Nitrogen pollution an increasing problem globally

The World

Robert Law raises sheep and grows sugar beets, wheat, barley oats and rye on his farm about an hour north of London.

It’s a big operation set on nearly 4,000 acres of rolling hills near the town of Royston. One key ingredient makes it all flourish — nitrogen fertilizer. Law said he uses it for almost all his crops, because his land is inherently very low in naturally-available nitrogen, which plants need to thrive./p>

Law is hardly alone. The invention of nitrogen-based fertilizer in 1909 helped fuel a global agricultural boom, and it’s been crucial in feeding a growing population ever since.

But a growing number of scientists say that boon to our food supply has come at a big cost — massive, nitrogen-based pollution.

Mark Sutton, of the Center for Ecology and Hydrology in the United Kingdom, said the threat to the environment is large

“We’ve known for many years that using nitrogen for fertilizer is a great thing for farming to increase productivity,” Sutton said. “But there’s a whole range of threats resulting from this nitrogen leaking into the environment."

Nitrogen is an inert gas that’s necessary for life. But we’re changing it into forms that are harmful, overloading the environment with it, and throwing the natural nitrogen cycle out of whack, Sutton said. Nitrogen compounds running off farmland have led to water pollution around the world, while nitrogen emissions from industry, agriculture and vehicles make a big contribution to air pollution.

Sutton said the cost is immense. Last year he was part of a team of 200 scientists from 21 countries who studied the problem in the European Union.

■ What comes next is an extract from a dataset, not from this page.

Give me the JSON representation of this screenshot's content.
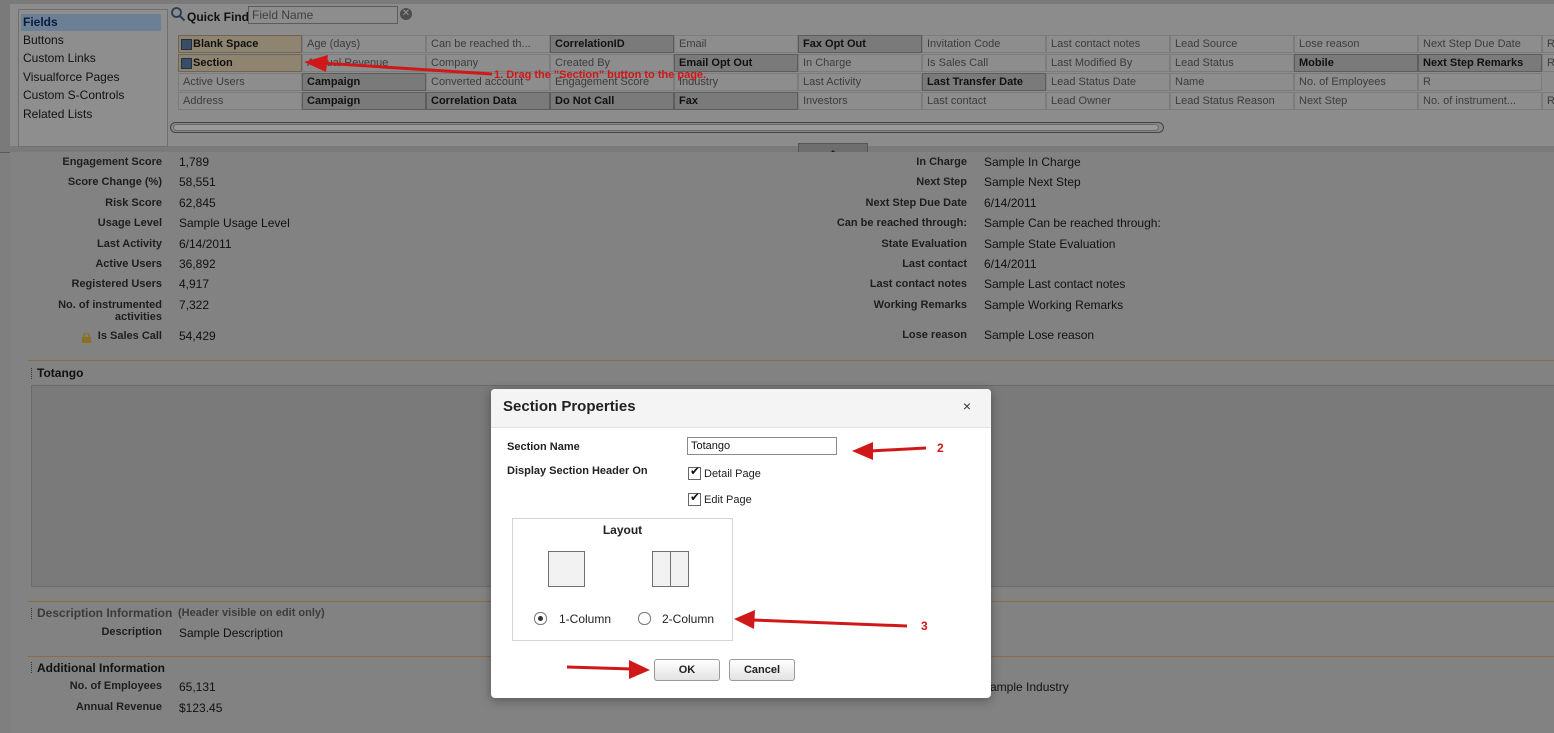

They calculated the dollar value of the damage from nitrogen pollution at between $90 billion and $400 billion per year.

That’s “a massive number,” Sutton said.

The cost comes to both the environment and human health. For instance, Sutton said, particulate air pollution caused in part by nitrogen shortens the lives of many Europeans by more than a year. Overall, the EU report estimated that the cost of nitrogen pollution in the EU is more than double the value that nitrogen fertilizers add to European farm income.

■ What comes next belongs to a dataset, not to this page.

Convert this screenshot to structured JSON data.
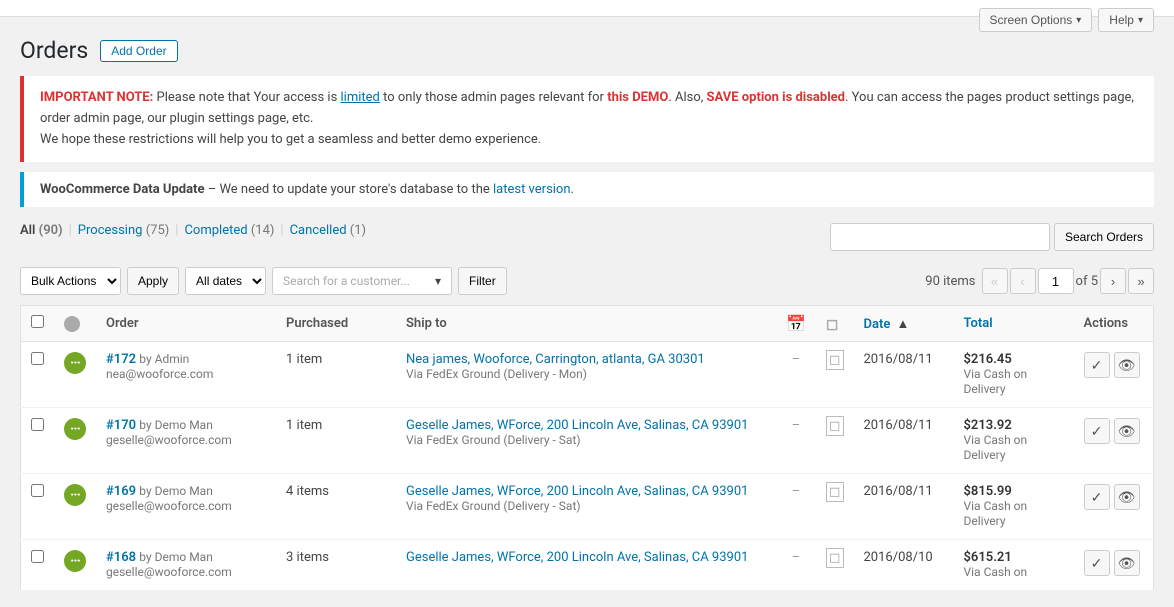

“So these are significant issues,” Sutton said.

The EU study is the first to calculate these costs in Europe. But Alan Townsend, an ecologist at the University of Colorado, insists nitrogen pollution is “unquestionably” a global problem.

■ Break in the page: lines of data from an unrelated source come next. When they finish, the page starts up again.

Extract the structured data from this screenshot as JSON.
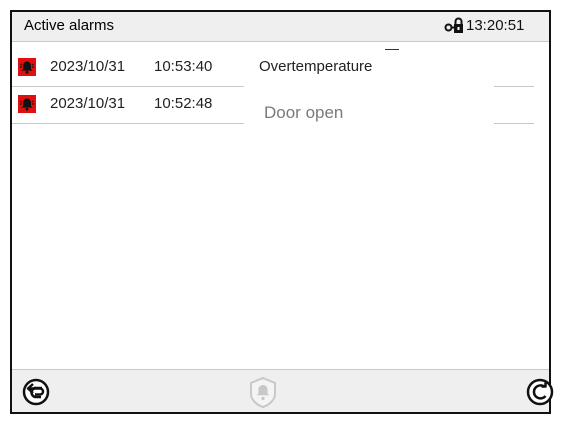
{
  "header": {
    "title": "Active alarms",
    "clock": "13:20:51",
    "lock_icon": "lock-key-icon"
  },
  "alarms": [
    {
      "date": "2023/10/31",
      "time": "10:53:40",
      "message": "Overtemperature",
      "icon": "alarm-bell-icon"
    },
    {
      "date": "2023/10/31",
      "time": "10:52:48",
      "message": "Door open",
      "icon": "alarm-bell-icon"
    }
  ],
  "footer": {
    "back_icon": "back-arrow-icon",
    "acknowledge_icon": "alarm-acknowledge-icon",
    "refresh_icon": "refresh-icon"
  },
  "colors": {
    "alarm_red": "#e01010",
    "header_bg": "#efefef"
  }
}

The U.S. is also a major hotspot, and big problems are emerging in China, Southeast Asia and Latin America. The impacts of nitrogen pollution can be hard to recognize. Big environmental disasters like oil spills tend to grab all the attention, Townsend said, but “there is essentially a nitrogen spill everyday.”

The irony is that in the right places and chemical forms, nitrogen is valuable stuff. Every ounce of fertilizer that runs off a field into a river is a waste of resources and money. But Townsend said it’s a problem that shouldn’t be that hard to solve.

“This is not one of those problems where we sit around scratching our heads and say, ‘Man this is going to be a disaster, how are we going to deal with it, there’s nothing we can do,’” he said. “A lot of the solutions are right in front of us. It’s just about moving down that path.”

That path includes increasing the use of technology to cut nitrogen pollutants from power plants and vehicles, which is already widely used in the U.S. and Europe.

Cutting nitrogen pollution from food production is a more complicated challenge, but Townsend says on the farm field itself, it comes down to a simple principle: use fertilizer more efficiently.

“We have to approach it as an efficiency problem,” he said. “How do we maximize the benefits that we’re going to get from this stuff and minimize the unwanted consequences?”

Law is trying to rise to that challenge. He prides himself on running a farm that’s not only productive, but environmentally sensitive.

His tractor now sports a small computer console that his farmhands use to ensure each field gets only the exact amount of fertilizer it needs, depending on the crop, the season and the weather.

“We just program each individual field as we come to it,” said farm worker Mark Moule. ”Just press start and finish and one minute you’ll be putting 50 kilos on per hectare, next minute it’s 150.”

That kind of precision helps reduce the amount of nitrogen that runs off farm fields into nearby streams. It can also help save money on fertilizer.

But this kind of technology is expensive, and many smaller farms can’t afford it.

For his part, Law is willing to look for even more efficient ways to use fertilizer. But he warns that Britain and the rest of the world face a growing challenge when it comes to feeding a growing population.

“The area available for farming in this country is getting smaller each year,” Law laments. “Roads are being built, towns are being built.”

It’s a global trend — less farmland and more mouths to feed. And that will only add to the challenge of getting rid of the excess nitrogen we’ve been putting into the environment.